If you experience synesthesia and want to take the more comprehensive Synesthesia Battery, you’ll be asked to register by giving an email address. The site says that results will be anonymously added to a research database and  that emails are kept private and never shared.

If you don’t want to register and take the Battery but are curious about what it consists of, there is a demo page with some screen shots and demo versions of the various parts of the test.

After registering and consenting to be part of the study, you’re asked to provide some demographic information. On the same page, you’ll be presented with a list of various types of synesthesia, with short descriptions of each, and asked to indicate which ones you experience. Based on which types of synesthesia you report experiencing, you’ll be served up a series of short tests.

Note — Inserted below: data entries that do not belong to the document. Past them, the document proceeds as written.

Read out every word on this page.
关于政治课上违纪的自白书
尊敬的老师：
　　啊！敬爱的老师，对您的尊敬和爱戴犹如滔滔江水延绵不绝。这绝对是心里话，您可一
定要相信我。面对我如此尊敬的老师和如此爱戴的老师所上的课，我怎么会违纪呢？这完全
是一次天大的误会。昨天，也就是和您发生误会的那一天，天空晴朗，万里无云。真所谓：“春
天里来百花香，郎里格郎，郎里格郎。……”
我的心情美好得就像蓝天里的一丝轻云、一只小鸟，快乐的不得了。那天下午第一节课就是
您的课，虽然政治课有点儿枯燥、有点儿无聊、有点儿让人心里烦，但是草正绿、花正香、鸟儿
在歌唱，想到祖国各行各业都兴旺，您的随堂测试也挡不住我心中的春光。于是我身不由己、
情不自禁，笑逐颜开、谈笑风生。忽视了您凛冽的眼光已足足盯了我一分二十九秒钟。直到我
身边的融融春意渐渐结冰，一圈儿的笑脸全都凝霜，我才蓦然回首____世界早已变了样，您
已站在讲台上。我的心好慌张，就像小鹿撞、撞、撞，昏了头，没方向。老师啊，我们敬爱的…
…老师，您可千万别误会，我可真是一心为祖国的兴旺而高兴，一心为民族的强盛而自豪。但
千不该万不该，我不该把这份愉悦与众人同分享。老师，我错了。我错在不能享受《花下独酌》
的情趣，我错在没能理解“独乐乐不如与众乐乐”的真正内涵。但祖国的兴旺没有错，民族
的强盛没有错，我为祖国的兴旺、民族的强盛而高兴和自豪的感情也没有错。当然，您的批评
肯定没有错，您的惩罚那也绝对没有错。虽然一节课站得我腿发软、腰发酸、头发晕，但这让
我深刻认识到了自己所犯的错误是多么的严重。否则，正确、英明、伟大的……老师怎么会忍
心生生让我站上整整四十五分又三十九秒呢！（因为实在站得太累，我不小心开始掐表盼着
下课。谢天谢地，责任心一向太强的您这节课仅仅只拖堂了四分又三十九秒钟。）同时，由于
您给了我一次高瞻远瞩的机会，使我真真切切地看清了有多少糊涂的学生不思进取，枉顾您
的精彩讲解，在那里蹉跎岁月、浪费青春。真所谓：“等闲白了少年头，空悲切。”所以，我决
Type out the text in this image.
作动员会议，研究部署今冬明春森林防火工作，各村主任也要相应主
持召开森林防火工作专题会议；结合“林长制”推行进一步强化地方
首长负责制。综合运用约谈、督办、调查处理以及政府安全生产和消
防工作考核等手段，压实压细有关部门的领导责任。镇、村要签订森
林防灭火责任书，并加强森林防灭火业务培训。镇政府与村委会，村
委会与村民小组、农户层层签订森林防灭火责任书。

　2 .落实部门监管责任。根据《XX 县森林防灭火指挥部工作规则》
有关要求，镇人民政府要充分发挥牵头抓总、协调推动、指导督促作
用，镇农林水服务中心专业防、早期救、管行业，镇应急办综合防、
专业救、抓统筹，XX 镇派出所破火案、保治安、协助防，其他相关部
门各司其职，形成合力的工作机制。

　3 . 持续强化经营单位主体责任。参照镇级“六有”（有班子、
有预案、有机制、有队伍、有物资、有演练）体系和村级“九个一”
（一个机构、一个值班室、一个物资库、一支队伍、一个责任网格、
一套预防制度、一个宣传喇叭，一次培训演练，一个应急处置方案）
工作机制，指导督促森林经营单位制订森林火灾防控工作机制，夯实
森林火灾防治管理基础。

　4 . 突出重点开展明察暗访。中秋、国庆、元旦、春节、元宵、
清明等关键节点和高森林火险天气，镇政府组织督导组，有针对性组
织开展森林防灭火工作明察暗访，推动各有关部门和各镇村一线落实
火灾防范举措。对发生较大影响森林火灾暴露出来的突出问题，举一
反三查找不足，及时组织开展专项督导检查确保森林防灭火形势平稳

There are both interactive and question/answer tests. Each of the interactive tests lasts about 10 minutes. The interactive  tests present a number of trials in which you’re asked to identify the concurrent for an item that is presented. For example, what color does M evoke or what color is this musical note associated with. The same “input” is repeated multiple times, testing how consistent your concurrents are.

The length of your test will depend on the number of tests that you’re given. You can stop at any time and come back to finish later by using the account you created when registering.

The Results

I didn’t take any complete any tests because I don’t experience synesthesia and didn’t want to contribute useless data to the study. I’m looking forward to hearing about any results that you all want to share with us.

There are samples of a synesthete’s results page and a non-synesthete’s results page that you can take a look at to see how they compare.

The Bottom Line

There are quite a few synesthesia questionnaires available online, but the interactivity of this test adds a measure of objectivity that is hard to achieve with multiple choice questions alone. Obviously it’s impossible to test for certain kinds of synesthesia online, since our computers can’t produce scents or replicate all of the possible forms of sensory input that trigger certain kinds of synesthesia, but this test is similar to the ones used to test for synesthesia in clinical settings.